Monday, August 01, 2005

The Art of Wiping Out


Last weekend I had the unprecedented pleasure of eating shit both on land and at sea. Cheap thrills. And because we were having an impromptu outdoor haircutting party at the time of the skateboarding incident, of course my wife had the camera out. I'm still amazed that she actually captured the moment before I made contact with the asphalt. More amazing still is the fact that I'm grinning like an idiot in the picture, unaware of the pain that the ground is about to inflict on my ass.

I also got worked pretty hard on Sunday at Poo Poo's. This was the second time we surfed the spot, and there were actually five longboarders there when we paddled out. Big weekend crowd. Anyway, the waves were much larger than last time. Let's call it 4 feet on the Siss-O-Meter. Or we can just call it "overhead" -- or claim "seven foot faces" -- whatever. But it was still definitely a longboarder's dream out there. Those crusties were catching set waves 30 yards before they broke.
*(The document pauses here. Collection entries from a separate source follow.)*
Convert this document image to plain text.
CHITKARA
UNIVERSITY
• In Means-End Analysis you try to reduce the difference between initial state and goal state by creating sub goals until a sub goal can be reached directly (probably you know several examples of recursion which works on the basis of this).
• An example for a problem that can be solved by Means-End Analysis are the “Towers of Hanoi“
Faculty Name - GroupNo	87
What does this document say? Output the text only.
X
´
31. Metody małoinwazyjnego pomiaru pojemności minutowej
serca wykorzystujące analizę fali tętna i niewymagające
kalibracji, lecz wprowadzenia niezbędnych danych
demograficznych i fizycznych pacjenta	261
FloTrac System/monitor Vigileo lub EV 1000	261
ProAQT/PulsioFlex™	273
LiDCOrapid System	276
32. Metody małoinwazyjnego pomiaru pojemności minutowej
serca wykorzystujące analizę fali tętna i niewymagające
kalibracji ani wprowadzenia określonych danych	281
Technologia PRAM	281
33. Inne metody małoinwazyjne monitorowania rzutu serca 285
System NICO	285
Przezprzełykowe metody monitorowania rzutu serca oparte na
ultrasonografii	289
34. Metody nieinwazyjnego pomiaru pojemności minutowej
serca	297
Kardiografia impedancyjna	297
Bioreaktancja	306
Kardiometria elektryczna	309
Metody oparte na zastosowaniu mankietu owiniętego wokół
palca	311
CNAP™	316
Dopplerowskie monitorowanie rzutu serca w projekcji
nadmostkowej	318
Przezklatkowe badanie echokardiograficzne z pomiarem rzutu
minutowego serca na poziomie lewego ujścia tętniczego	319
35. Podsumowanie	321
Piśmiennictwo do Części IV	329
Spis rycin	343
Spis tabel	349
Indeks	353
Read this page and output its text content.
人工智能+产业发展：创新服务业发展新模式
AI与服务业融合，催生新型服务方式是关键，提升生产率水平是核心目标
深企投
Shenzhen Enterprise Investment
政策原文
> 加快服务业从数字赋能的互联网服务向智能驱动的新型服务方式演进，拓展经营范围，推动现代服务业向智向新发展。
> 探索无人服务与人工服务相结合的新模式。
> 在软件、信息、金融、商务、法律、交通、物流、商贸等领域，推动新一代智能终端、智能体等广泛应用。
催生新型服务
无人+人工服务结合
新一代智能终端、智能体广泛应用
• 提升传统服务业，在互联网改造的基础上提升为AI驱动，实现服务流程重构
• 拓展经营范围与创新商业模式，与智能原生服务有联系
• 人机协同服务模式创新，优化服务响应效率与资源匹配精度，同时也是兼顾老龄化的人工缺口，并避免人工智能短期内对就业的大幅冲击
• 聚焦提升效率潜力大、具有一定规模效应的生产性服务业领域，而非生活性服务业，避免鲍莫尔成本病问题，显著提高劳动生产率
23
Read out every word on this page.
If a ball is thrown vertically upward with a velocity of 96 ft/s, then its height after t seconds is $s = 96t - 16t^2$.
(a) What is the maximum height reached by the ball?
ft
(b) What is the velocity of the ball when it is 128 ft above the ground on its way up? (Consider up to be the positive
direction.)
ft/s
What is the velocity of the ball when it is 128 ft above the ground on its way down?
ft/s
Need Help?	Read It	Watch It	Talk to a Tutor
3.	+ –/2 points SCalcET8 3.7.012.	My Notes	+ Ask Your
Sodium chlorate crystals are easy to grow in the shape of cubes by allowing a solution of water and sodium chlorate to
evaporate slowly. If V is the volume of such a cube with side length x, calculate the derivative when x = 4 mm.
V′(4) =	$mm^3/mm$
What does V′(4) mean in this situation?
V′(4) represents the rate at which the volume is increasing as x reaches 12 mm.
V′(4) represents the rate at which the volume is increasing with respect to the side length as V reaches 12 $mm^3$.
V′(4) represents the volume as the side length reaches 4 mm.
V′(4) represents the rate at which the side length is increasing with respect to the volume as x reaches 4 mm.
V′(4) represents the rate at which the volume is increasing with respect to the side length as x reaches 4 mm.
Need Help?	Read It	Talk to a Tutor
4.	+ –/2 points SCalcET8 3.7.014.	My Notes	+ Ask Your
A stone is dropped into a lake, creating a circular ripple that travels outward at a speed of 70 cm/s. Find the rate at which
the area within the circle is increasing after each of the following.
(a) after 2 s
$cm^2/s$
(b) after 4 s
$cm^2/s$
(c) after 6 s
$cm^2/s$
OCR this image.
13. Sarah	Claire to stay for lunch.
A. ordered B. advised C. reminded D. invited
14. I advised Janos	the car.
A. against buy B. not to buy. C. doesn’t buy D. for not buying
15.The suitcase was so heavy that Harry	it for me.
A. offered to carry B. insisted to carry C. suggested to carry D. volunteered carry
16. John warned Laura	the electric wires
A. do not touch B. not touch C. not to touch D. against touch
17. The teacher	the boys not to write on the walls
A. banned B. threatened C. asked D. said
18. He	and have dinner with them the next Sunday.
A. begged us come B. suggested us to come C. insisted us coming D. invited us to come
Because most of these swells weren't very steep, those of us on shortboard had to post up inside and drop in as they were breaking. Hazards included avoiding sneaker waves, charging longboarders, and late drops where the breaking lip would knock you off your board and into the impact zone.

I caught a couple good ones. One of the waves that I went left on started throwing a little in front of me - basically, I dropped in behind the peak - and I actually was racing to get around/under the lip (through which I could see a teardrop shaped opening). Of course it was too small to "backdoor" but I did what I thought was a stylish head dip as I got clipped. In hindsight I was probably riding way to high on the wave's face because as fell head-first, I noticed how far down it was before impact. The trick to a good wipeout is looking cool in that vital second before getting worked. From the instant when you realize you are going down to the moment when you hit the water, you actually have just enough time to position yourself in a way that might appear interesting to onlookers (seagulls and seals included). In this case, I chose the sideflop; right arm extended toward the water to protect my ear, left arm at my side. A more experienced surfer may have gone for a graceful dive or the classic cannonball (the idea being to penetrate deeper below the surface to avoid the brunt of the wave's power), but I preferred the drama of being horizontal on impact. I think it looked pretty decent, and yes, I think I was smiling as I went over the falls.

Music: Roxy Music - "Mother Of Pearl"

7 comments:

OS said...

Ouch! You've always been one to charge emotionally. Glad to see you've added the physical element to your game as well. What heels faster, the heart or the body?

Candi said...

Great pics...you do have a grin going, too. You really make me want to learn to surf. Love how descriptive you are with your rides.

Chum said...

OS - In my experience the body heals faster than the heart, although this wetsuit rash on the back of my freshly shorn dome is taking forever to go away...

Chum said...

Candi - you'd be a shredder. The fact that your toes are all the same length would give you exceptional balance!

Whiffleboy said...

I was about to say, Chum, you've definitely got a female fan club going on here. Just how do you do it?

Chum said...
This comment has been removed by a blog administrator.
Chum said...

I think it's my magnetic personality that draws in the spam adult site comments. Or maybe she really is into surfing?